The Family Perspective (Part 3)…
20/02/09 16:12 Filed in: Conferences
In practical terms, families need information (about mental illness, symptoms, course, prognosis, and services available in the system); they need help in acquiring skills (to cope with the illness and its consequences – problem solving, conflict resolution, communication, assertiveness, stress management), and they need support for themselves in order to go through the hardship of mental illness and resolve their own emotional burden. They need to be helped to build on their strengths, survive their crises, meet their challenges and enhance the quality of their lives. A competence paradigm that replaces the traditional model of pathology that undermined capacity and self esteem can offer a developmental and educational model that focuses on family coping and adaptation, emphasizes the family’s strengths, resources and expertise, and defines relations with professionals as a collaboration, with a sense of mastery and hope.
I suggest that one way to ensure that families receive the attention and support they need is through the creation of a family navigating system. Family navigators are individuals assigned to a family once a relative is diagnosed with a mental illness.
The role of a navigator is to help guide the family through the system, by offering information, support, and referrals to relevant services, and by addressing issues and concerns integral to the course of the illness. (I.e. where would the ill relative live once stable; how to create healthy and supportive relationships that would promote the relative’s recovery while protecting the well-being of the family, etc.)
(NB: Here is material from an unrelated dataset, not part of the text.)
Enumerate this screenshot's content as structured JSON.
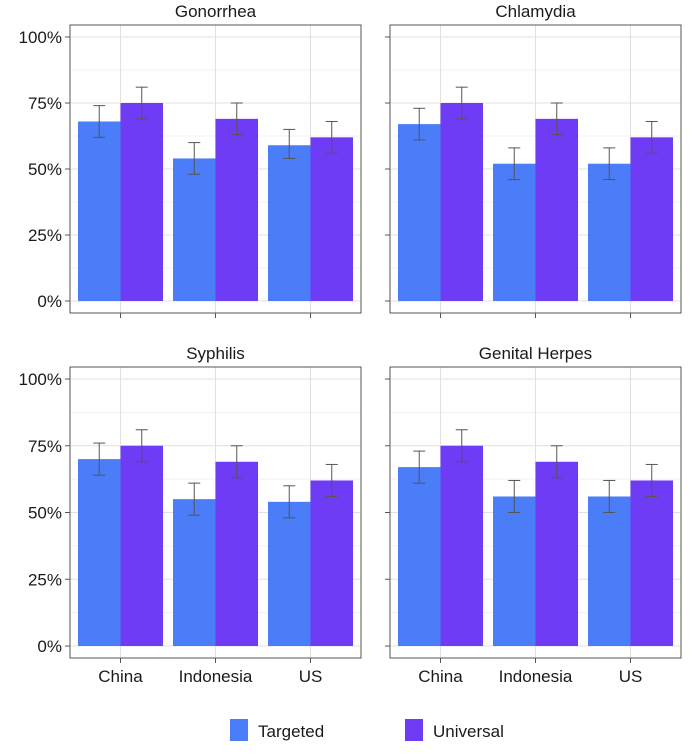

Navigators could (and should, in my view) be members of community-based organizations, such as family organizations, but they will hardly be effective without the referral and cooperation of the hospitals who diagnose and treat patients. The challenge would be to create a mechanism that could ensure that referrals are done as a matter of course.
The day that each family with a newly diagnosed member will be assigned a “family navigator”, is the day I will feel that families are receiving their fair share of attention and assistance.